Ingevolge artikel 7:46d, eerste lid, van het BW heeft de koper gedurende zeven werkdagen na de ontvangst van de zaak het recht de koop op afstand zonder opgave van redenen te ontbinden. Indien niet is voldaan aan alle in het tweede lid van artikel 46c gestelde eisen, bedraagt deze termijn drie maanden. De eerste zin is van overeenkomstige toepassing vanaf de voldoening binnen de in de tweede zin bedoelde termijn aan alle in het tweede lid van artikel 46c gestelde eisen.
In artikel 7:46c, tweede lid, van het BW is, voor zover hier van belang, bepaald:
Tijdig bij de nakoming van de koop op afstand en, voor zover het niet aan derden af te leveren zaken betreft, uiterlijk bij de aflevering, moeten aan de koper op duidelijke en begrijpelijke wijze schriftelijk of, voor zover het de in de onderdelen a en c-e bedoelde gegevens betreft, op een andere te zijner beschikking staande en voor hem toegankelijke duurzame gegevensdrager, de volgende gegevens worden verstrekt, behoudens voor zover zulks reeds is geschied voordat de koop op afstand werd gesloten:
- a.
de gegevens, bedoeld in de onderdelen a-f van lid 1;
(…).
- 2.5.3.2.
Beoordeling
Uit de stukken is de rechtbank gebleken dat de websites en de afzonderlijke vervolgpagina’s waarop de producten Lively Spirit, Slim+, TopForm, StarBright en SuperWhite worden aangeboden als volgt zijn opgebouwd. Via een banner komt de consument op een vervolgpagina. Op de vervolgpagina staat een aanprijzing van het betreffende product en is een bestelcoupon opgenomen. De consument wordt gevraagd hier zijn persoonlijke gegevens en een rekeningnummer in te vullen. Hierna is er de mogelijkheid om op de verzendknop te klikken. Nadat de consument de gegevens heeft ingevuld en op de verzendknop heeft geklikt, ontvangt de consument een bevestigings-e-mail. Met het klikken op de verzendknop bestelt de consument niet alleen een welkomst- of proefpakket of een gratis product waarvoor alleen de verzendkosten dienen te worden betaald, maar ook vervolgzendingen waarvan de prijs van de producten varieert tussen € 35,-- en € 45,-- per vervolgzending, exclusief verzend- en/of administratiekosten à € 4,95. Deze bedragen worden automatisch geïncasseerd.
Anders dan eiseres is de rechtbank van oordeel dat in het onderhavige geval artikel 6:227b, derde lid, van het BW niet in de weg staat aan toepassing van het eerste lid van dit artikel.

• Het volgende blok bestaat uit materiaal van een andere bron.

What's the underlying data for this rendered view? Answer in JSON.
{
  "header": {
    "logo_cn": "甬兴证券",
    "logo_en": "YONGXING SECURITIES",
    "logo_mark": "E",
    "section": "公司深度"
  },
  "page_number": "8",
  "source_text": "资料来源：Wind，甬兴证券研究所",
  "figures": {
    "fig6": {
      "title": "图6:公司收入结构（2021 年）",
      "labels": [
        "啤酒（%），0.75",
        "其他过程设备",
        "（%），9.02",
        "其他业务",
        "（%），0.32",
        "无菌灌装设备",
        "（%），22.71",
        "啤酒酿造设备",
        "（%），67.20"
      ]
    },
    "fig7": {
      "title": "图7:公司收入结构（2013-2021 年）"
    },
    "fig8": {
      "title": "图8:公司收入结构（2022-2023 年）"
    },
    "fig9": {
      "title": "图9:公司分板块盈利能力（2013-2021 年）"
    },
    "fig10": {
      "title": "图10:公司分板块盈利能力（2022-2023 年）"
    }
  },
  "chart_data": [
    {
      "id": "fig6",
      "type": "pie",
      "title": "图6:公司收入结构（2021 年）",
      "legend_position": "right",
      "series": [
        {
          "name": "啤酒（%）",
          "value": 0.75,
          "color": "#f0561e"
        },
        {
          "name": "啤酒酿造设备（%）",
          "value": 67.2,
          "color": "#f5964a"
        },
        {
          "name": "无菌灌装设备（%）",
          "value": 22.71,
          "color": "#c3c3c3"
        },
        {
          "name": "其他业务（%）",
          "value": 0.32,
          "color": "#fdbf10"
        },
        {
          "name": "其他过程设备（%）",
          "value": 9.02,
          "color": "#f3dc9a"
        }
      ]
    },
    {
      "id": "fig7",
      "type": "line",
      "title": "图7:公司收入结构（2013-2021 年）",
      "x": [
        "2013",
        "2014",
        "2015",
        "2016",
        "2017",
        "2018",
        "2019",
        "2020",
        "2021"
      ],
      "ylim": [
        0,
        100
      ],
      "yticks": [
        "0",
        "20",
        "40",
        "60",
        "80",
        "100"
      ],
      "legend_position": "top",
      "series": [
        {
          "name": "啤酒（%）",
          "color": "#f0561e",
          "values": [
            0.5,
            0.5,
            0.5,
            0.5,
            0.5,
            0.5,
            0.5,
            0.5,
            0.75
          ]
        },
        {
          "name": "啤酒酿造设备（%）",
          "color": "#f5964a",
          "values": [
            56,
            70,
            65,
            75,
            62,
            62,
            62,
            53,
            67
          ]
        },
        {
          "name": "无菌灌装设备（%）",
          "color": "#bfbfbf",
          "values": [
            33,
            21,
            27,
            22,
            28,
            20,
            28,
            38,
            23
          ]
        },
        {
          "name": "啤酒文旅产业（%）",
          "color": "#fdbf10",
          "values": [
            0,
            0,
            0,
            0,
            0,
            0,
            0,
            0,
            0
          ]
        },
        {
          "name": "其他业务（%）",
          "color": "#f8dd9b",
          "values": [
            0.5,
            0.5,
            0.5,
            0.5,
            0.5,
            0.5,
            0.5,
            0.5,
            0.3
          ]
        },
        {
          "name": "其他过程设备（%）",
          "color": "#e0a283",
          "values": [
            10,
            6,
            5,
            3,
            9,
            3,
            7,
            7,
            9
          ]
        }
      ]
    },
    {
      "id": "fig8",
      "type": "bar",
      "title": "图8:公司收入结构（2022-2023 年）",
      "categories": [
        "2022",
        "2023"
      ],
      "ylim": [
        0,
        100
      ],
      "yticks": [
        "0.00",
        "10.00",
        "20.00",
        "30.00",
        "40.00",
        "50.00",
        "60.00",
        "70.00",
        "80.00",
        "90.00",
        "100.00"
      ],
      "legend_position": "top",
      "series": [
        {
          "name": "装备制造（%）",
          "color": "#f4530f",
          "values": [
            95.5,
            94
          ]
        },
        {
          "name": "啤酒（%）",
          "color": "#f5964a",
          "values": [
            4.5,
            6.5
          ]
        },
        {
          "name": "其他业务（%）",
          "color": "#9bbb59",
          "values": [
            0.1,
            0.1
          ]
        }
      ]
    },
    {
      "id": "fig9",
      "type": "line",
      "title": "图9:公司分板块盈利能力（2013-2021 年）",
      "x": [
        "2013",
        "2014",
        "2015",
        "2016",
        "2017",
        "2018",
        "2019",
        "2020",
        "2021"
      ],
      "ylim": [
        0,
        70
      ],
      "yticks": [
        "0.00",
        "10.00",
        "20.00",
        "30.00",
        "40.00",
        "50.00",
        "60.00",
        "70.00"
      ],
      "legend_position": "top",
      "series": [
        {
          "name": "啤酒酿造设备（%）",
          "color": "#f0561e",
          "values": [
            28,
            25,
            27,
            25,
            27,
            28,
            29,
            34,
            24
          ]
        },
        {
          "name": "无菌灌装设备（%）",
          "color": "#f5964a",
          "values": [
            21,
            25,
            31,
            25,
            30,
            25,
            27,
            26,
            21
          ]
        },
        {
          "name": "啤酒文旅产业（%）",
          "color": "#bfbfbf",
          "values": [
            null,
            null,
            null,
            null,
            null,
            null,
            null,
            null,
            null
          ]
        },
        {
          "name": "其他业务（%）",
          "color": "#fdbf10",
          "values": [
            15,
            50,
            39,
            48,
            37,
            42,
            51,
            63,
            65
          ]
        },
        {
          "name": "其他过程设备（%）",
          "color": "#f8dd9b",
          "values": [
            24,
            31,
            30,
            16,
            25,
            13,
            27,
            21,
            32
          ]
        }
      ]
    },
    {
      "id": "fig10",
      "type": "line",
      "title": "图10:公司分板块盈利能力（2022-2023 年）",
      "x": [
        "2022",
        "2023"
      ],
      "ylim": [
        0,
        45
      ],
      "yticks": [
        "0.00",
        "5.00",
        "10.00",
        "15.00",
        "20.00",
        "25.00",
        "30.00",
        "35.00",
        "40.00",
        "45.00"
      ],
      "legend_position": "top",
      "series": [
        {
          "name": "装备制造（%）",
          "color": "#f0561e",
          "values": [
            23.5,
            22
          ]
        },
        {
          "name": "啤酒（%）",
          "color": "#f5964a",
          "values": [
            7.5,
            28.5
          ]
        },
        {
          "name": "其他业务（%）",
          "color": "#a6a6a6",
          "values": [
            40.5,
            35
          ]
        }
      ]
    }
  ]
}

De rechtbank is van oordeel dat de overeenkomst ten aanzien van het welkomst-, proefpakket of gratis product tot stand is gekomen nadat op de verzendknop is gedrukt en deze elektronische mededeling inhoudende aanvaarding van het op de website geformuleerde aanbod de aanbieder heeft bereikt. De overeenkomst is langs elektronische weg tot stand gekomen. Het aanbod en de aanvaarding van het aanbod verlopen via de website. De enige individuele communicatie die plaatsvindt betreft de bevestigings-e-mails en die spelen geen rol in het kader van de totstandkoming van de overeenkomst. Op het moment van de verzending en ontvangst van de bevestigings-e-mails is de overeenkomst immers al tot stand gekomen.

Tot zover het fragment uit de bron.